Pagamentos em dinheiro vivo acima de 3.000 euros proibidos

Os pagamentos em dinheiro acima de 3.000 euros são proibidos a partir desta quarta-feira, mas aos não residentes são permitidos pagamentos até 10 mil euros, ou o equivalente em moeda estrangeira, segundo um diploma hoje publicado.

Pagamentos em dinheiro vivo acima de 3.000 euros proibidos

Os pagamentos em dinheiro acima de 3.000 euros são proibidos a partir desta quarta-feira, mas aos não residentes são permitidos pagamentos até 10 mil euros, ou o equivalente em moeda estrangeira, segundo um diploma hoje publicado.

O diploma hoje publicado em Diário da República, e que entra em vigor na quarta-feira, aplica-se mesmo às transações já efetuadas, mas ainda não pagas: “A presente lei produz efeitos relativamente aos pagamentos realizados após a sua entrada em vigor, ainda que as transações que lhe deram origem sejam anteriores”, lê-se no articulado da lei.

Para os não residentes em território nacional, o limite de pagamentos acima dos três mil euros e até aos 10 mil euros só é permitido se não atuarem na qualidade de empresários ou comerciantes.

O novo artigo da Lei geral Tributária, intitulado “Proibição de pagamento em numerário”, começa por proibir pagar ou receber em numerário em transações de qualquer natureza que envolvam montantes iguais ou superiores a 3. 000 euros, ou o seu equivalente em moeda estrangeira, e introduz novas regras para não residentes e para alguns contribuintes.
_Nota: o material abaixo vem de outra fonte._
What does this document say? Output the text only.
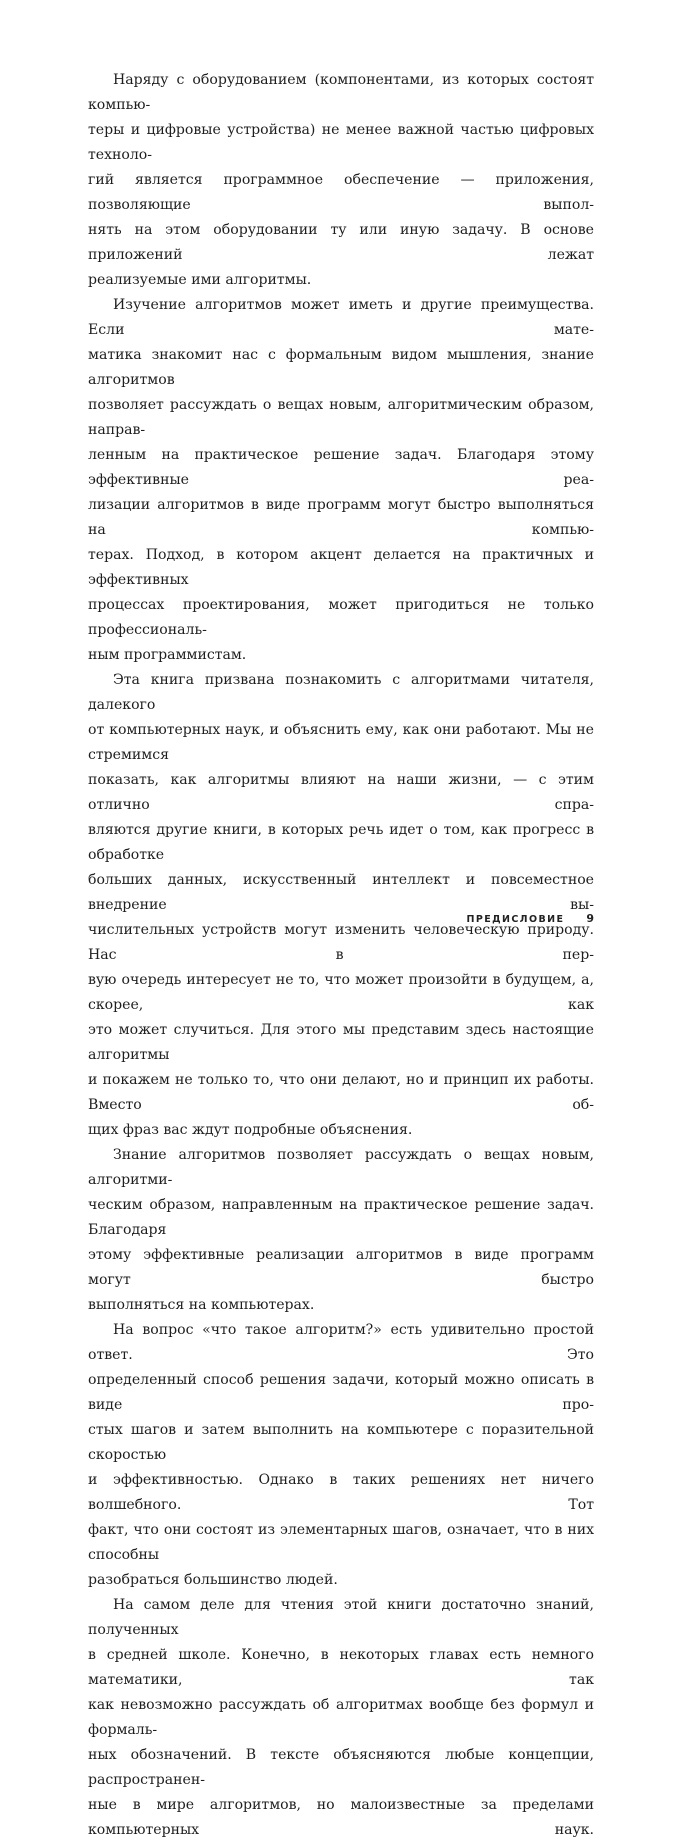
Наряду с оборудованием (компонентами, из которых состоят компью-
теры и цифровые устройства) не менее важной частью цифровых техноло-
гий является программное обеспечение — приложения, позволяющие выпол-
нять на этом оборудовании ту или иную задачу. В основе приложений лежат
реализуемые ими алгоритмы.

Изучение алгоритмов может иметь и другие преимущества. Если мате-
матика знакомит нас с формальным видом мышления, знание алгоритмов
позволяет рассуждать о вещах новым, алгоритмическим образом, направ-
ленным на практическое решение задач. Благодаря этому эффективные реа-
лизации алгоритмов в виде программ могут быстро выполняться на компью-
терах. Подход, в котором акцент делается на практичных и эффективных
процессах проектирования, может пригодиться не только профессиональ-
ным программистам.

Эта книга призвана познакомить с алгоритмами читателя, далекого
от компьютерных наук, и объяснить ему, как они работают. Мы не стремимся
показать, как алгоритмы влияют на наши жизни, — с этим отлично спра-
вляются другие книги, в которых речь идет о том, как прогресс в обработке
больших данных, искусственный интеллект и повсеместное внедрение вы-
числительных устройств могут изменить человеческую природу. Нас в пер-
вую очередь интересует не то, что может произойти в будущем, а, скорее, как
это может случиться. Для этого мы представим здесь настоящие алгоритмы
и покажем не только то, что они делают, но и принцип их работы. Вместо об-
щих фраз вас ждут подробные объяснения.

Знание алгоритмов позволяет рассуждать о вещах новым, алгоритми-
ческим образом, направленным на практическое решение задач. Благодаря
этому эффективные реализации алгоритмов в виде программ могут быстро
выполняться на компьютерах.

На вопрос «что такое алгоритм?» есть удивительно простой ответ. Это
определенный способ решения задачи, который можно описать в виде про-
стых шагов и затем выполнить на компьютере с поразительной скоростью
и эффективностью. Однако в таких решениях нет ничего волшебного. Тот
факт, что они состоят из элементарных шагов, означает, что в них способны
разобраться большинство людей.

На самом деле для чтения этой книги достаточно знаний, полученных
в средней школе. Конечно, в некоторых главах есть немного математики, так
как невозможно рассуждать об алгоритмах вообще без формул и формаль-
ных обозначений. В тексте объясняются любые концепции, распространен-
ные в мире алгоритмов, но малоизвестные за пределами компьютерных наук.

ПРЕДИСЛОВИЕ 9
Os pagamentos de faturas de valor igual ou superior a 1.000 euros, ou o seu equivalente em moeda estrangeira, realizados pelos sujeitos passivos de IRC, e por sujeitos passivos de IRS com contabilidade organizada, passam a ter de “ser efetuados através de meio de pagamento que permita a identificação do respetivo destinatário, designadamente transferência bancária, cheque nominativo ou débito direto”.

A proibição de fazer pagamentos em dinheiro vivo acima de três mil euros não vigora para quem vive fora de Portugal: “O limite de pagamentos (…) é de 10. 000 euros, ou o seu equivalente em moeda estrangeira, sempre que o pagamento seja realizado por pessoas singulares não residentes em território português e desde que não atuem na qualidade de empresários ou comerciantes”, exceciona o diploma.

A lei define ainda a forma de cálculo dos montantes de pagamento: “Para efeitos do cômputo dos limites (…) são considerados de forma agregada todos os pagamentos associados à venda de bens ou prestação de serviços, ainda que não excedam aquele limite se considerados de forma fracionada”.

O diploma introduz ainda mais uma alteração ao atual regime, ao proibir o pagamento em dinheiro de impostos cujo montante exceda 500 euros, e especifica que a proibição de pagamento em numerário “não é aplicável nas operações com entidades financeiras cujo objeto legal compreenda a receção de depósitos, a prestação de serviços de pagamento, a emissão de moeda eletrónica ou a realização de operações de câmbio manual, nos pagamentos decorrentes de decisões ou ordens judiciais e em situações excecionadas em lei especial.”

O diploma hoje publicado altera o Regime Geral das Infrações Tributárias, mas mantendo a penalização da realização de transações em numerário acima dos limites legais, com coima de 180 euros a 4.500 euros, e elimina o artigo da Lei Geral Tributária que exigia que os pagamentos de valor igual ou superior a 1.000 euros fossem efetuados através de meio de pagamento que permita a identificação do respetivo destinatário, designadamente transferência bancária, cheque nominativo ou débito direto.

A lei publicada esta terça-feira, dia 22, foi promulgada pelo chefe de Estado na semana passada, e aprovada pelo parlamento em 19 de julho, com base em projetos do PSD e do BE.